Whic of these should i buy ?
my room is approx 15x 15 ft.
and budget low.

Polk PWS10
http://www.polkaudio.com/homeaudio/products/individual/subwoofers/psw10/

Velodyne VX-10
http://www.velodyne.com/products/product.aspx?ID=8&sid=714v429c

Thnx !


----------



## salvasol (Oct 31, 2006)

> Whic of these should i buy ? ...my room is approx 15x 15 ft...and budget low.

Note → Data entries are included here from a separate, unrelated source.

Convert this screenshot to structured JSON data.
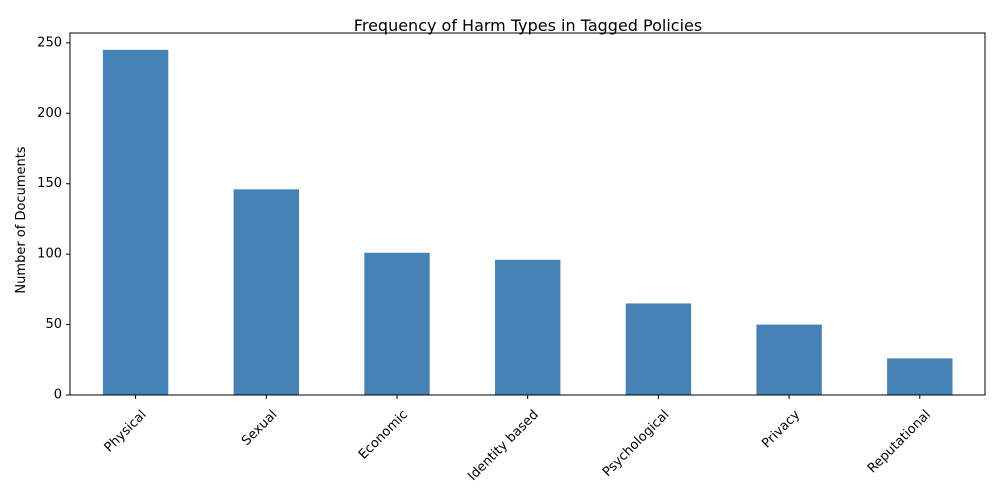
{
  "chart_data": {
    "type": "bar",
    "title": "Frequency of Harm Types in Tagged Policies",
    "xlabel": "",
    "ylabel": "Number of Documents",
    "categories": [
      "Physical",
      "Sexual",
      "Economic",
      "Identity based",
      "Psychological",
      "Privacy",
      "Reputational"
    ],
    "values": [
      245,
      146,
      101,
      96,
      65,
      50,
      26
    ],
    "ylim": [
      0,
      257
    ],
    "yticks": [
      0,
      50,
      100,
      150,
      200,
      250
    ],
    "grid": false,
    "legend": "none",
    "bar_color": "#4682b4"
  }
}
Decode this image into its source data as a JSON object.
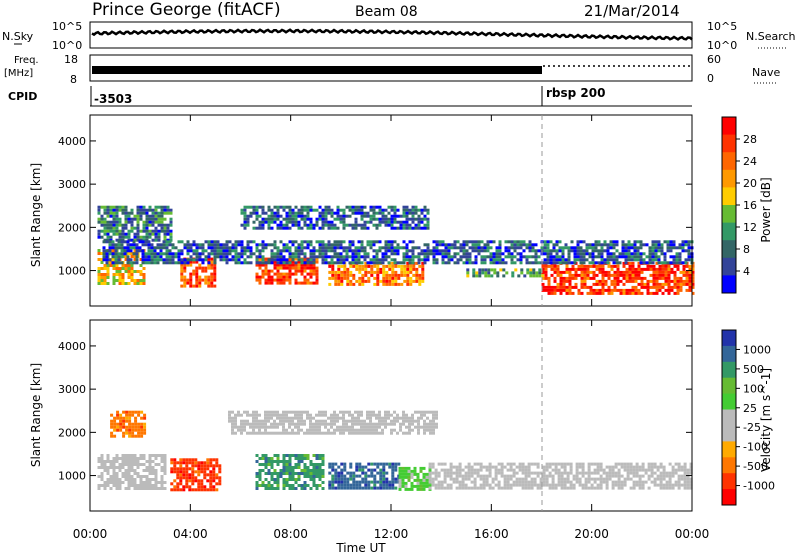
{
  "header": {
    "station": "Prince George (fitACF)",
    "beam": "Beam 08",
    "date": "21/Mar/2014"
  },
  "top_panels": {
    "nsky_label": "N.Sky",
    "nsky_ticks": [
      "10^5",
      "10^0"
    ],
    "nsearch_label": "N.Search",
    "nsearch_ticks": [
      "10^5",
      "10^0"
    ],
    "freq_label": "Freq.",
    "freq_unit": "[MHz]",
    "freq_ticks": [
      "18",
      "8"
    ],
    "nave_label": "Nave",
    "nave_ticks": [
      "60",
      "0"
    ],
    "cpid_label": "CPID",
    "cpid_values": [
      {
        "time_h": 0,
        "label": "-3503"
      },
      {
        "time_h": 18,
        "label": "rbsp 200"
      }
    ]
  },
  "chart_data": [
    {
      "type": "heatmap",
      "name": "power-panel",
      "ylabel": "Slant Range [km]",
      "xlabel": "",
      "x_range_h": [
        0,
        24
      ],
      "y_range_km": [
        180,
        4600
      ],
      "yticks": [
        1000,
        2000,
        3000,
        4000
      ],
      "colorbar": {
        "label": "Power [dB]",
        "ticks": [
          "28",
          "24",
          "20",
          "16",
          "12",
          "8",
          "4"
        ],
        "colors": [
          "#ff0000",
          "#ff3300",
          "#ff6600",
          "#ff9900",
          "#ffcc00",
          "#66bb33",
          "#339966",
          "#336666",
          "#334499",
          "#0000ff"
        ]
      },
      "regions": [
        {
          "t0": 0.3,
          "t1": 2.2,
          "r0": 700,
          "r1": 1500,
          "v": 18
        },
        {
          "t0": 3.6,
          "t1": 5.0,
          "r0": 650,
          "r1": 1300,
          "v": 24
        },
        {
          "t0": 6.6,
          "t1": 9.0,
          "r0": 700,
          "r1": 1300,
          "v": 26
        },
        {
          "t0": 9.5,
          "t1": 13.3,
          "r0": 700,
          "r1": 1200,
          "v": 22
        },
        {
          "t0": 15.0,
          "t1": 18.0,
          "r0": 850,
          "r1": 1050,
          "v": 10
        },
        {
          "t0": 18.0,
          "t1": 24.0,
          "r0": 500,
          "r1": 1200,
          "v": 26
        },
        {
          "t0": 0.3,
          "t1": 3.2,
          "r0": 1700,
          "r1": 2500,
          "v": 8
        },
        {
          "t0": 6.0,
          "t1": 13.5,
          "r0": 2000,
          "r1": 2500,
          "v": 6
        },
        {
          "t0": 0.5,
          "t1": 24.0,
          "r0": 1200,
          "r1": 1700,
          "v": 6
        }
      ]
    },
    {
      "type": "heatmap",
      "name": "velocity-panel",
      "ylabel": "Slant Range [km]",
      "xlabel": "Time UT",
      "x_range_h": [
        0,
        24
      ],
      "y_range_km": [
        180,
        4600
      ],
      "yticks": [
        1000,
        2000,
        3000,
        4000
      ],
      "xtick_labels": [
        "00:00",
        "04:00",
        "08:00",
        "12:00",
        "16:00",
        "20:00",
        "00:00"
      ],
      "colorbar": {
        "label": "Velocity [m s^-1]",
        "ticks": [
          "1000",
          "500",
          "100",
          "25",
          "-25",
          "-100",
          "-500",
          "-1000"
        ],
        "colors": [
          "#2233aa",
          "#336699",
          "#339966",
          "#66bb33",
          "#44cc33",
          "#bbbbbb",
          "#bbbbbb",
          "#ffaa00",
          "#ff7700",
          "#ff3300",
          "#ff0000"
        ]
      },
      "regions": [
        {
          "t0": 0.3,
          "t1": 3.0,
          "r0": 700,
          "r1": 1500,
          "v": 0
        },
        {
          "t0": 0.8,
          "t1": 2.2,
          "r0": 1900,
          "r1": 2500,
          "v": -400
        },
        {
          "t0": 3.2,
          "t1": 5.2,
          "r0": 700,
          "r1": 1400,
          "v": -700
        },
        {
          "t0": 6.6,
          "t1": 9.3,
          "r0": 700,
          "r1": 1500,
          "v": 300
        },
        {
          "t0": 9.5,
          "t1": 12.3,
          "r0": 700,
          "r1": 1300,
          "v": 500
        },
        {
          "t0": 12.3,
          "t1": 13.5,
          "r0": 700,
          "r1": 1200,
          "v": 60
        },
        {
          "t0": 13.5,
          "t1": 24.0,
          "r0": 700,
          "r1": 1300,
          "v": 0
        },
        {
          "t0": 5.5,
          "t1": 13.8,
          "r0": 2000,
          "r1": 2500,
          "v": 0
        }
      ]
    }
  ]
}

How low is your Budget??? 

I own the Velodyne VRP1000 ($260.00 at Circuit City) ... according to specifications is better than VX10,
I'm happy with this sub ... 

You need to consider your room size when choosing the sub, if you get it to small maybe you won't be happy with the sound ...My room is 9 x 18 x 8 (smaller than yours) and I have two subs (one in the front and one in the back) ... but every room is different and our listening habits too ... I like to feel all explosions, crashes, bombs, etc. ... :bigsmile::bigsmile:

You can try one, and if your not satisfied and later on your budget allow you ... you can get another or something bigger ... :yes::yes:


----------



## jackfish (Dec 27, 2006)

Infinity PS10 $180
Infinity PS210 $200
Infinity PS212 $300

The Infinity PS210 is a better subwoofer than either the Polk PSW10 or Velodyne VX-10. More power, deeper bass reproduction.
http://www.infinitysystems.com/home...SU&ser=PSS&Language=ENG&Region=USA&Country=US


----------



## Sonnie (Apr 11, 2006)

We offer the Velodyne VRP1000 at the Shack Store for $244.

And the Infinity PS210 is less that that.


----------



## Scuba Diver (Sep 28, 2007)

I have owned my Velodyne powered sub for 6 years and it plays like new. I think it produces great sound for the price.


----------